Fraction simplification revolves around reducing fractions to their simplest form. When simplifying a fraction, you aim to find the greatest common factor (GCF) of the numerator and denominator. By dividing both by their GCF, you obtain a smaller, equivalent fraction.
In the step-by-step solution given above, fractions were split and simplified individually. This was achieved by identifying common factors. For instance:

• The fraction \( \frac{12}{16} \) was simplified using the factor of 4, reducing it to \( \frac{3}{4} \).
• The expression \( \frac{8\sqrt{7}}{16} \) was simplified by the factor of 8, resulting in \( \frac{\sqrt{7}}{2} \).

Knowing how to find these common factors enables you to simplify both numerical and algebraic fractions confidently.

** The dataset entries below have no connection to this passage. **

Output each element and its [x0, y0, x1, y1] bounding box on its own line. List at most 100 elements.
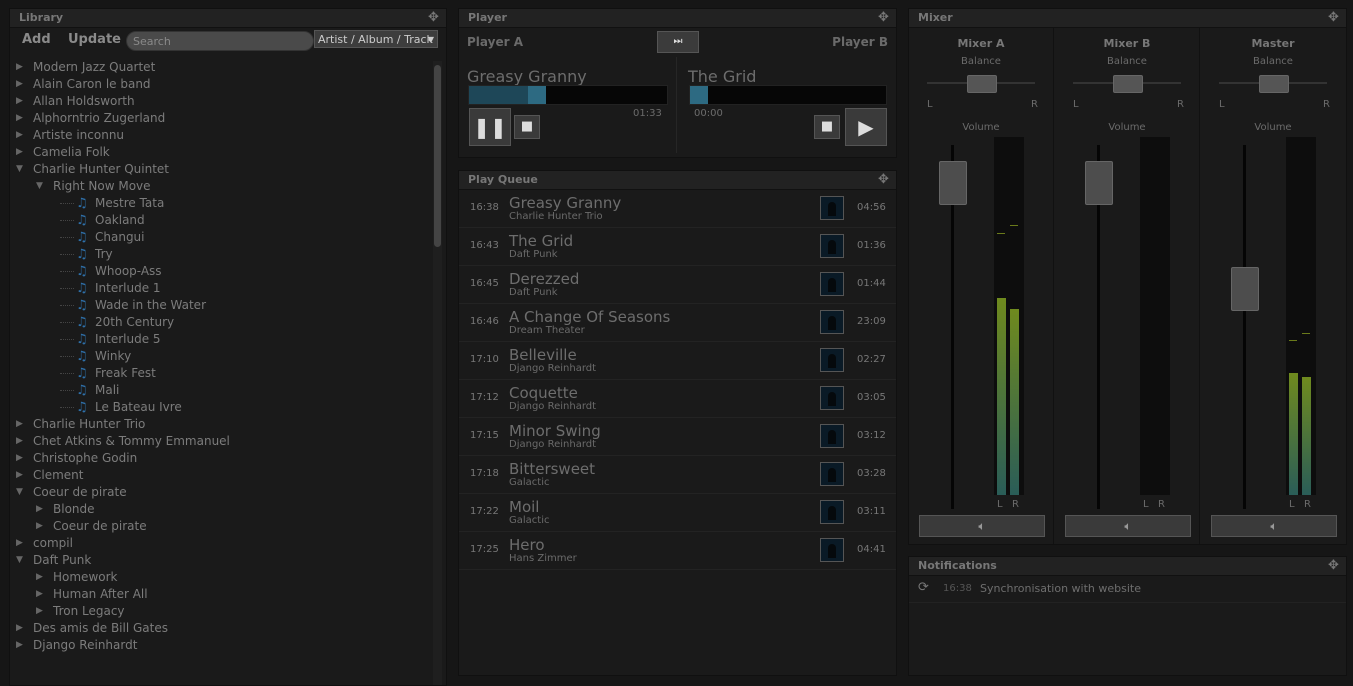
- expand-right-icon[interactable]: ▶: [16, 416, 26, 433]
- library-album-item[interactable]: ▼ Right Now Move: [10, 178, 430, 195]
- expand-right-icon[interactable]: ▶: [16, 620, 26, 637]
- expand-right-icon[interactable]: ▶: [16, 535, 26, 552]
- expand-right-icon[interactable]: ▶: [16, 76, 26, 93]
- library-track-item[interactable]: ♫ Oakland: [10, 212, 430, 229]
- expand-right-icon[interactable]: ▶: [16, 433, 26, 450]
- player-divider: [676, 57, 677, 153]
- library-artist-item[interactable]: ▼ Daft Punk: [10, 552, 430, 569]
- library-track-item[interactable]: ♫ Changui: [10, 229, 430, 246]
- library-album-item[interactable]: ▶ Blonde: [10, 501, 430, 518]
- queue-row[interactable]: 16:38 Greasy Granny Charlie Hunter Trio 04:…: [459, 190, 896, 228]
- player-a-progress-handle[interactable]: [528, 86, 546, 104]
- expand-right-icon[interactable]: ▶: [16, 59, 26, 76]
- expand-right-icon[interactable]: ▶: [36, 603, 46, 620]
- expand-right-icon[interactable]: ▶: [16, 110, 26, 127]
- balance-handle[interactable]: [1259, 75, 1289, 93]
- library-track-item[interactable]: ♫ Interlude 5: [10, 331, 430, 348]
- queue-row[interactable]: 17:25 Hero Hans Zimmer 04:41: [459, 532, 896, 570]
- move-icon[interactable]: ✥: [877, 173, 890, 186]
- expand-right-icon[interactable]: ▶: [16, 127, 26, 144]
- mute-button[interactable]: 🔈︎: [1211, 515, 1337, 537]
- expand-right-icon[interactable]: ▶: [16, 450, 26, 467]
- filter-select[interactable]: Artist / Album / Track ▼: [314, 30, 438, 48]
- library-artist-item[interactable]: ▶ Clement: [10, 467, 430, 484]
- library-artist-item[interactable]: ▶ Chet Atkins & Tommy Emmanuel: [10, 433, 430, 450]
- search-input[interactable]: [126, 31, 314, 51]
- library-album-item[interactable]: ▶ Coeur de pirate: [10, 518, 430, 535]
- expand-right-icon[interactable]: ▶: [36, 501, 46, 518]
- mute-button[interactable]: 🔈︎: [919, 515, 1045, 537]
- volume-track[interactable]: [1243, 145, 1246, 509]
- library-album-item[interactable]: ▶ Homework: [10, 569, 430, 586]
- library-artist-item[interactable]: ▶ compil: [10, 535, 430, 552]
- volume-handle[interactable]: [1085, 161, 1113, 205]
- library-artist-item[interactable]: ▶ Alain Caron le band: [10, 76, 430, 93]
- player-a-stop-button[interactable]: ■: [514, 115, 540, 139]
- queue-row[interactable]: 16:43 The Grid Daft Punk 01:36: [459, 228, 896, 266]
- library-scrollbar-thumb[interactable]: [434, 65, 441, 247]
- library-artist-item[interactable]: ▶ Charlie Hunter Trio: [10, 416, 430, 433]
- expand-right-icon[interactable]: ▶: [36, 518, 46, 535]
- stop-icon: ■: [520, 119, 534, 134]
- library-album-item[interactable]: ▶ Human After All: [10, 586, 430, 603]
- queue-row[interactable]: 17:12 Coquette Django Reinhardt 03:05: [459, 380, 896, 418]
- library-artist-item[interactable]: ▶ Artiste inconnu: [10, 127, 430, 144]
- expand-down-icon[interactable]: ▼: [16, 484, 26, 501]
- queue-item-time: 17:15: [470, 430, 499, 441]
- mute-button[interactable]: 🔈︎: [1065, 515, 1191, 537]
- player-b-progress-handle[interactable]: [690, 86, 708, 104]
- tree-item-label: Human After All: [53, 587, 148, 601]
- library-artist-item[interactable]: ▶ Des amis de Bill Gates: [10, 620, 430, 637]
- library-artist-item[interactable]: ▶ Christophe Godin: [10, 450, 430, 467]
- move-icon[interactable]: ✥: [1327, 11, 1340, 24]
- update-button[interactable]: Update: [68, 32, 121, 47]
- move-icon[interactable]: ✥: [1327, 559, 1340, 572]
- library-track-item[interactable]: ♫ Interlude 1: [10, 280, 430, 297]
- queue-row[interactable]: 17:10 Belleville Django Reinhardt 02:27: [459, 342, 896, 380]
- expand-right-icon[interactable]: ▶: [16, 93, 26, 110]
- pause-button[interactable]: ❚❚: [469, 108, 511, 146]
- player-b-progress[interactable]: [689, 85, 887, 105]
- balance-handle[interactable]: [967, 75, 997, 93]
- library-artist-item[interactable]: ▼ Charlie Hunter Quintet: [10, 161, 430, 178]
- library-artist-item[interactable]: ▶ Alphorntrio Zugerland: [10, 110, 430, 127]
- queue-row[interactable]: 17:22 Moil Galactic 03:11: [459, 494, 896, 532]
- library-track-item[interactable]: ♫ Whoop-Ass: [10, 263, 430, 280]
- expand-down-icon[interactable]: ▼: [16, 161, 26, 178]
- library-artist-item[interactable]: ▶ Django Reinhardt: [10, 637, 430, 654]
- library-track-item[interactable]: ♫ 20th Century: [10, 314, 430, 331]
- play-button[interactable]: ▶: [845, 108, 887, 146]
- library-track-item[interactable]: ♫ Wade in the Water: [10, 297, 430, 314]
- library-artist-item[interactable]: ▶ Modern Jazz Quartet: [10, 59, 430, 76]
- expand-right-icon[interactable]: ▶: [36, 586, 46, 603]
- queue-row[interactable]: 17:18 Bittersweet Galactic 03:28: [459, 456, 896, 494]
- volume-handle[interactable]: [1231, 267, 1259, 311]
- library-track-item[interactable]: ♫ Le Bateau Ivre: [10, 399, 430, 416]
- library-track-item[interactable]: ♫ Freak Fest: [10, 365, 430, 382]
- library-track-item[interactable]: ♫ Mestre Tata: [10, 195, 430, 212]
- balance-handle[interactable]: [1113, 75, 1143, 93]
- expand-right-icon[interactable]: ▶: [16, 144, 26, 161]
- queue-row[interactable]: 16:46 A Change Of Seasons Dream Theater 23:…: [459, 304, 896, 342]
- volume-handle[interactable]: [939, 161, 967, 205]
- expand-right-icon[interactable]: ▶: [36, 569, 46, 586]
- player-b-stop-button[interactable]: ■: [814, 115, 840, 139]
- add-button[interactable]: Add: [22, 32, 51, 47]
- move-icon[interactable]: ✥: [877, 11, 890, 24]
- library-artist-item[interactable]: ▶ Allan Holdsworth: [10, 93, 430, 110]
- library-album-item[interactable]: ▶ Tron Legacy: [10, 603, 430, 620]
- library-track-item[interactable]: ♫ Mali: [10, 382, 430, 399]
- queue-row[interactable]: 17:15 Minor Swing Django Reinhardt 03:12: [459, 418, 896, 456]
- library-artist-item[interactable]: ▶ Camelia Folk: [10, 144, 430, 161]
- expand-down-icon[interactable]: ▼: [16, 552, 26, 569]
- queue-row[interactable]: 16:45 Derezzed Daft Punk 01:44: [459, 266, 896, 304]
- library-track-item[interactable]: ♫ Try: [10, 246, 430, 263]
- expand-down-icon[interactable]: ▼: [36, 178, 46, 195]
- next-track-button[interactable]: ⏭: [657, 31, 699, 53]
- player-a-progress[interactable]: [468, 85, 668, 105]
- expand-right-icon[interactable]: ▶: [16, 467, 26, 484]
- expand-right-icon[interactable]: ▶: [16, 637, 26, 654]
- move-icon[interactable]: ✥: [427, 11, 440, 24]
- library-track-item[interactable]: ♫ Winky: [10, 348, 430, 365]
- library-artist-item[interactable]: ▼ Coeur de pirate: [10, 484, 430, 501]
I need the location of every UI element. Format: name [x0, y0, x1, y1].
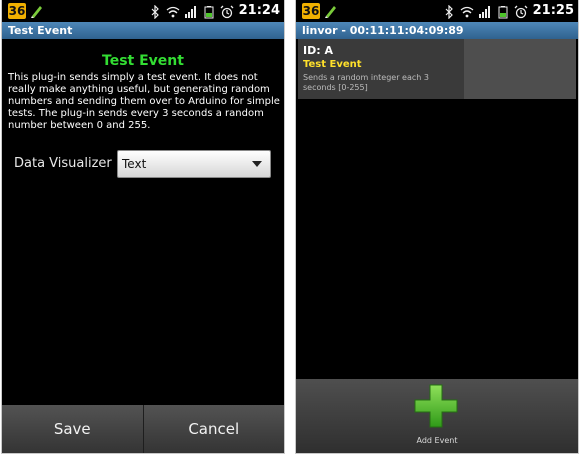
bottom-action-panel: Add Event: [296, 379, 578, 453]
status-bar: 36: [296, 0, 578, 22]
battery-icon: [496, 4, 510, 19]
clock: 21:24: [238, 3, 280, 18]
data-visualizer-label: Data Visualizer: [14, 156, 112, 171]
wifi-icon: [460, 4, 474, 18]
event-name: Test Event: [303, 59, 362, 70]
alarm-icon: [220, 4, 234, 19]
edit-pen-icon: [325, 6, 336, 18]
signal-icon: [184, 4, 198, 18]
event-description: This plug-in sends simply a test event. …: [8, 72, 280, 131]
bluetooth-icon: [442, 4, 456, 20]
wifi-icon: [166, 4, 180, 18]
clock: 21:25: [532, 3, 574, 18]
save-button[interactable]: Save: [2, 405, 143, 453]
dropdown-arrow-icon: [252, 161, 262, 167]
data-visualizer-select[interactable]: Text: [117, 150, 271, 178]
bluetooth-icon: [148, 4, 162, 20]
window-title: Test Event: [2, 22, 284, 39]
signal-icon: [478, 4, 492, 18]
event-id: ID: A: [303, 44, 333, 57]
status-bar: 36: [2, 0, 284, 22]
add-plus-icon[interactable]: [413, 383, 459, 429]
cancel-button[interactable]: Cancel: [144, 405, 285, 453]
button-bar: Save Cancel: [2, 405, 284, 453]
notification-badge: 36: [8, 3, 26, 19]
battery-icon: [202, 4, 216, 19]
event-heading: Test Event: [102, 53, 184, 69]
window-title: linvor - 00:11:11:04:09:89: [296, 22, 578, 39]
event-list-item[interactable]: ID: A Test Event Sends a random integer …: [298, 39, 576, 99]
event-item-body: ID: A Test Event Sends a random integer …: [298, 39, 464, 99]
event-summary: Sends a random integer each 3 seconds [0…: [303, 73, 429, 92]
add-event-label[interactable]: Add Event: [296, 436, 578, 445]
data-visualizer-value: Text: [122, 157, 147, 171]
alarm-icon: [514, 4, 528, 19]
left-screen: 36 21:24 Test Event Test Event This plug…: [1, 0, 285, 454]
right-screen: 36 21:25 linvor - 00:11:11:04:09:89 ID: …: [295, 0, 579, 454]
edit-pen-icon: [31, 6, 42, 18]
notification-badge: 36: [302, 3, 320, 19]
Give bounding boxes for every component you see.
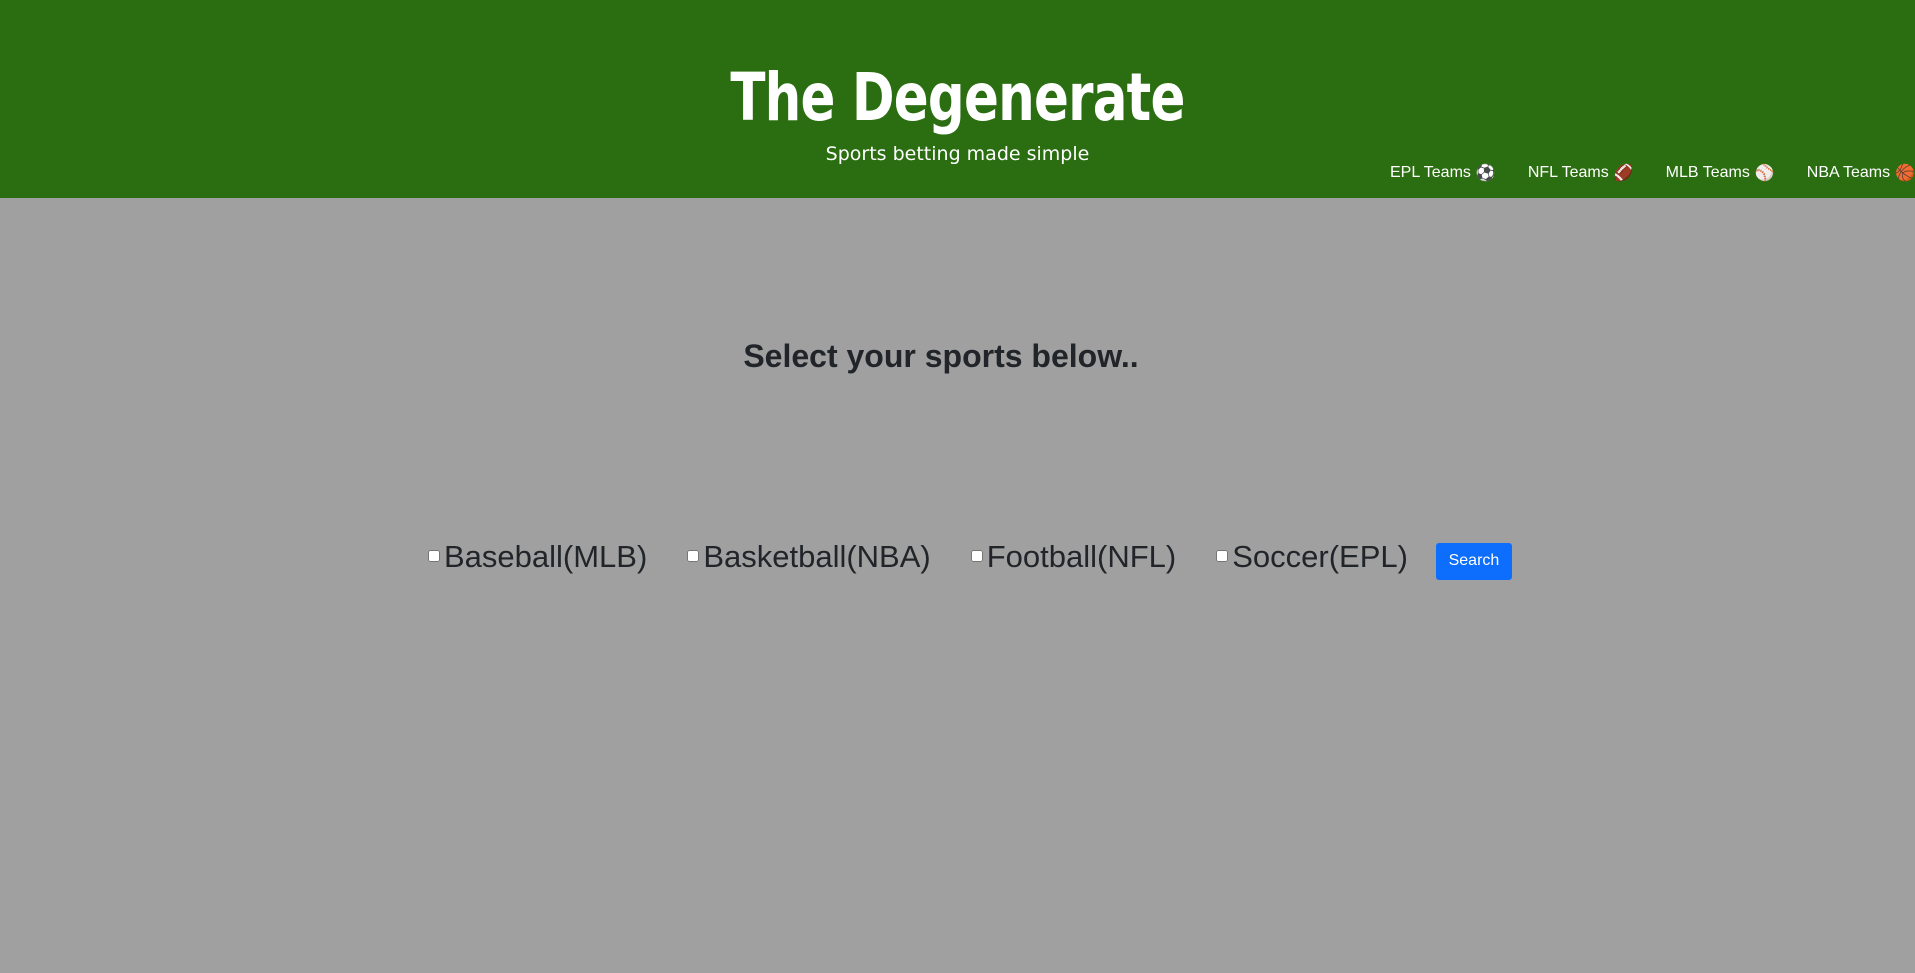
sport-option-label: Soccer(EPL) [1232, 539, 1408, 574]
basketball-icon: 🏀 [1895, 165, 1915, 182]
sport-filter-form: Baseball(MLB) Basketball(NBA) Football(N… [428, 535, 1512, 580]
baseball-checkbox[interactable] [428, 550, 440, 562]
site-title: The Degenerate [730, 59, 1185, 136]
sport-option-football[interactable]: Football(NFL) [970, 537, 1177, 577]
nav-label: EPL Teams [1389, 164, 1471, 181]
football-icon: 🏈 [1613, 165, 1634, 182]
select-sports-heading: Select your sports below.. [743, 338, 1139, 374]
nav-nfl-teams[interactable]: NFL Teams 🏈 [1528, 163, 1634, 183]
top-nav: EPL Teams ⚽ NFL Teams 🏈 MLB Teams ⚾ NBA … [1358, 160, 1915, 186]
sport-option-basketball[interactable]: Basketball(NBA) [687, 537, 931, 577]
nav-nba-teams[interactable]: NBA Teams 🏀 [1807, 163, 1915, 183]
sport-option-soccer[interactable]: Soccer(EPL) [1216, 537, 1408, 577]
nav-label: NFL Teams [1527, 164, 1609, 181]
sport-option-label: Football(NFL) [986, 539, 1177, 574]
site-header: The Degenerate Sports betting made simpl… [0, 0, 1915, 198]
nav-epl-teams[interactable]: EPL Teams ⚽ [1390, 163, 1496, 183]
nav-label: MLB Teams [1665, 164, 1750, 181]
sport-option-label: Baseball(MLB) [444, 539, 648, 574]
search-button[interactable]: Search [1435, 542, 1512, 580]
soccer-checkbox[interactable] [1216, 550, 1229, 562]
sport-option-baseball[interactable]: Baseball(MLB) [428, 537, 647, 577]
baseball-icon: ⚾ [1754, 165, 1775, 182]
football-checkbox[interactable] [970, 550, 983, 562]
nav-mlb-teams[interactable]: MLB Teams ⚾ [1666, 163, 1775, 183]
basketball-checkbox[interactable] [687, 550, 700, 562]
sport-option-label: Basketball(NBA) [703, 539, 931, 574]
nav-label: NBA Teams [1806, 164, 1891, 181]
soccer-ball-icon: ⚽ [1475, 165, 1496, 182]
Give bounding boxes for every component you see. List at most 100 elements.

Radical expressions involve roots, like square roots or cube roots. The expression \( \sqrt{7} \) is a radical expression under a square root, which is often encountered during algebraic simplification.
When working with these expressions, there are special considerations. For instance, if simplifying involves a radical term, it's important to maintain its correct form while reducing the fraction. In the step-by-step solution, \( \frac{8\sqrt{7}}{16} \) was simplified by factoring out a common number from both the numerator and denominator without altering the radicand (the term inside the root).
This teaches us that simplifying radicals entails careful handling. Ensure the integrity of the radical expression as you apply common factor simplification. This practice reduces complexity while keeping radicals intact.

Common factors are numbers that precisely divide two or more numbers. Understanding common factors is crucial to simplifying both real numbers and algebraic expressions.
In the given problem, recognizing common factors simplified the fractions efficiently. Take \( 12 \) and \( 16 \): their greatest common factor is 4. Likewise, for \( 8 \) and \( 16 \), the GCF is 8.

• This knowledge helps reduce fractions quickly, ensuring computations remain simple and manageable.
• Identifying these factors involves basic division and multiplication knowledge, making it accessible even at early learning stages.

To enhance efficiency when simplifiying expressions, always look for these factors. They form the foundation of reducing complex expressions efficiently, as demonstrated by the exercise solution provided.